Results: In initial studies, p-selectin expression was induced by platelet-activating HIT antibodies using cryopreserved platelets and the TSP1-release assay (TRA) detected HIT antibody-mediated PF4-dependent cryopreserved platelet activation across 20 different platelet lots (data not shown). A representative study using platelets stored for 11 months is shown in Figure 1A. A cohort of thirty-six HIT-suspected patient sera, half with PF4-dependent platelet-activating antibodies (PEA+) and without (PEA-), were used to evaluate the diagnostic accuracy of the TRA (Figure 1B). All 18 PEA+ samples activated platelets strongly with a mean TSP1 concentration of 147 µg/mL measured in the supernatant compared to a mean of 43 µg/mL obtained with non-activating samples. TSP1 release in a subgroup of 7 PEA+/SRA+/ELISA+ and 4 PEA-/SRA-/ELISA+ samples that were matched for ELISA Optical Density was examined (Figure 1C). Results demonstrated that even strong ELISA+ samples that were non-activating (PEA-/SRA-) did not induce platelet activation in the TRA, confirming high specificity of the assay. The TRA was tested for its ability to detect platelet-activating antibodies in four patients who developed VITT after the Janssen vaccine (Ad26.COV2.S). All samples induced high levels of TSP1 release from cryopreserved platelets (Figure 1D).

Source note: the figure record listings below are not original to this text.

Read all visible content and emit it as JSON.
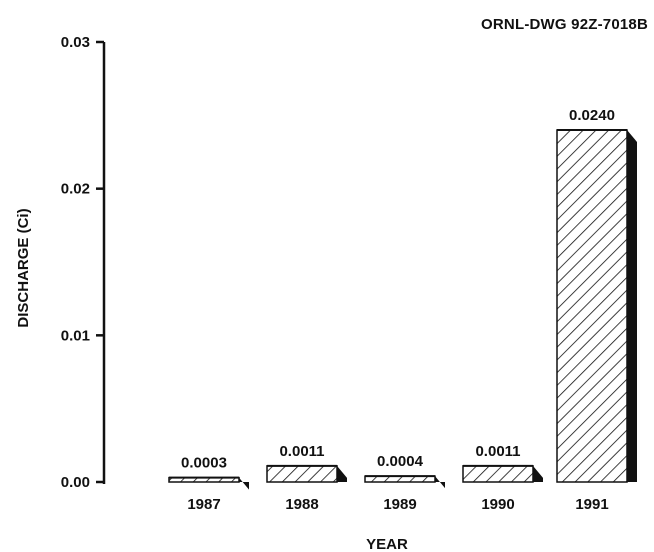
{
  "drawing_number": "ORNL-DWG 92Z-7018B",
  "chart_data": {
    "type": "bar",
    "title": "",
    "xlabel": "YEAR",
    "ylabel": "DISCHARGE (Ci)",
    "categories": [
      "1987",
      "1988",
      "1989",
      "1990",
      "1991"
    ],
    "values": [
      0.0003,
      0.0011,
      0.0004,
      0.0011,
      0.024
    ],
    "value_labels": [
      "0.0003",
      "0.0011",
      "0.0004",
      "0.0011",
      "0.0240"
    ],
    "ylim": [
      0,
      0.03
    ],
    "yticks": [
      0.0,
      0.01,
      0.02,
      0.03
    ],
    "ytick_labels": [
      "0.00",
      "0.01",
      "0.02",
      "0.03"
    ],
    "grid": false,
    "bar_style": "hatched 3-D bars",
    "colors": {
      "ink": "#111111",
      "background": "#ffffff"
    }
  }
}
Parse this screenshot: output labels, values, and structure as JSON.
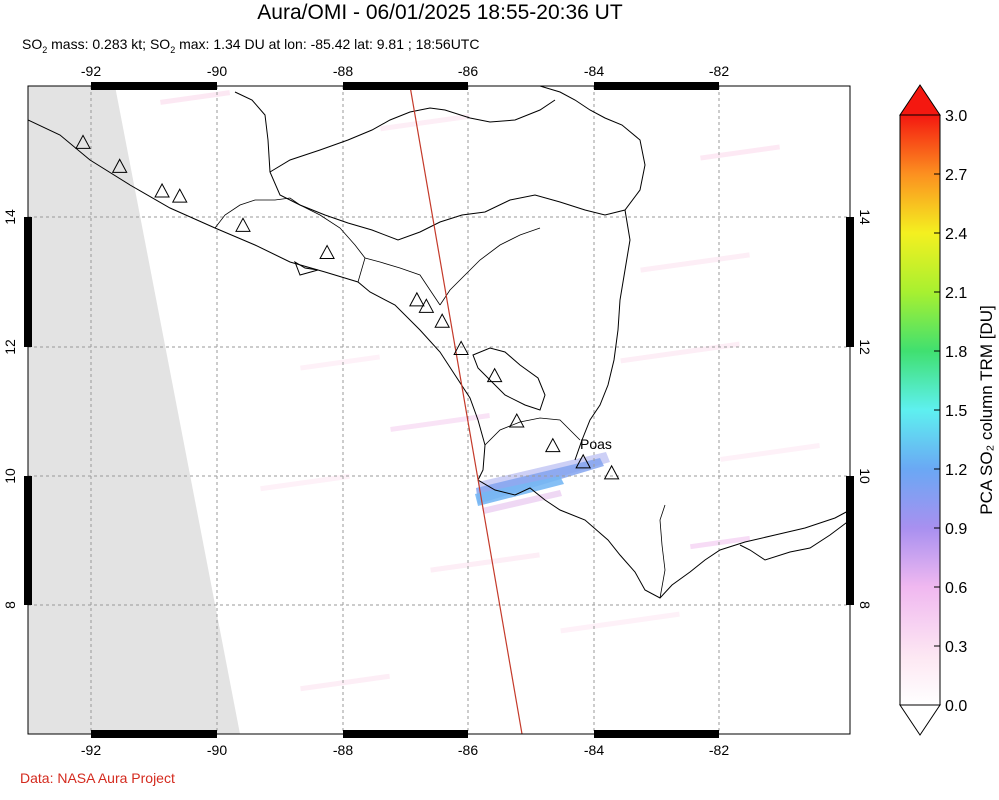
{
  "title": "Aura/OMI - 06/01/2025 18:55-20:36 UT",
  "subtitle": {
    "prefix": "SO",
    "sub1": "2",
    "mid1": " mass: 0.283 kt; SO",
    "sub2": "2",
    "mid2": " max: 1.34 DU at lon: -85.42 lat: 9.81 ; 18:56UTC"
  },
  "credit": "Data: NASA Aura Project",
  "map": {
    "lon_range": [
      -93,
      -80
    ],
    "lat_range": [
      6,
      16
    ],
    "lon_ticks": [
      "-92",
      "-90",
      "-88",
      "-86",
      "-84",
      "-82"
    ],
    "lat_ticks": [
      "8",
      "10",
      "12",
      "14"
    ],
    "volcano_label": "Poas",
    "volcanoes": [
      {
        "lon": -92.13,
        "lat": 15.13
      },
      {
        "lon": -91.55,
        "lat": 14.76
      },
      {
        "lon": -90.88,
        "lat": 14.38
      },
      {
        "lon": -90.6,
        "lat": 14.3
      },
      {
        "lon": -89.6,
        "lat": 13.85
      },
      {
        "lon": -88.27,
        "lat": 13.43
      },
      {
        "lon": -86.85,
        "lat": 12.7
      },
      {
        "lon": -86.7,
        "lat": 12.6
      },
      {
        "lon": -86.45,
        "lat": 12.37
      },
      {
        "lon": -86.15,
        "lat": 11.95
      },
      {
        "lon": -85.62,
        "lat": 11.53
      },
      {
        "lon": -85.27,
        "lat": 10.83
      },
      {
        "lon": -84.7,
        "lat": 10.45
      },
      {
        "lon": -84.22,
        "lat": 10.2
      },
      {
        "lon": -83.77,
        "lat": 10.03
      }
    ],
    "orbit_track": [
      {
        "lon": -86.8,
        "lat": 16.0
      },
      {
        "lon": -85.15,
        "lat": 6.0
      }
    ]
  },
  "colorbar": {
    "label": "PCA SO₂ column TRM [DU]",
    "ticks": [
      "3.0",
      "2.7",
      "2.4",
      "2.1",
      "1.8",
      "1.5",
      "1.2",
      "0.9",
      "0.6",
      "0.3",
      "0.0"
    ]
  },
  "colors": {
    "orbit": "#c43a2a",
    "credit": "#d42a1e",
    "nodata": "#e3e3e3"
  }
}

Conclusions: Our results demonstrate that cryopreserved platelets stored for several months are viable and capable of degranulation upon activation. Further, we demonstrate that measurement of TSP-1 released from cryopreserved, PF4-treated platelets is highly accurate for detecting platelet-activating HIT and VITT anti-PF4 antibodies. Specificity and sensitivity were both 100% even with samples that were strongly false-positive in the HIT ELISA. Coupling cryopreserved platelet activation to a simple ELISA endpoint, as demonstrated here, precludes the need for fresh platelets and complex testing techniques. Thus, the TRA has the potential to transform the diagnostic testing paradigm in HIT and VITT by making near-patient in-hospital functional testing available for rapid and accurate diagnosis.

Figure Legend:

Figure 1. TSP-1 quantification of (A) 3 HIT patient samples (closed circles) relative to 3 normal control samples (open circles) after 11-months of frozen platelet storage. (B) Thirty-six HIT-suspected patient samples: 18 PEA+ samples (closed circles), and 18 PEA- samples (open squares). Data are compared using two-tailed, unpaired Student's t test. **** P<0.0001. (C) Eleven high optical density matched HIT ELISA patient sera: 7 PEA+/SRA+ samples (closed circles) and 4 PEA-/SRA- samples (open squares). (D) TSP-1 quantification of VITT patient sera. NC-normal control.

Disclosures

Pruthi:Instrumentation Laboratory: Honoraria; HEMA Biologics: Honoraria; Bayer Healthcare AG: Honoraria; Genentech: Honoraria; CSL Behring: Honoraria; Merck: Honoraria. Padmanabhan:Veralox Therapeutics: Membership on an entity's Board of Directors or advisory committees.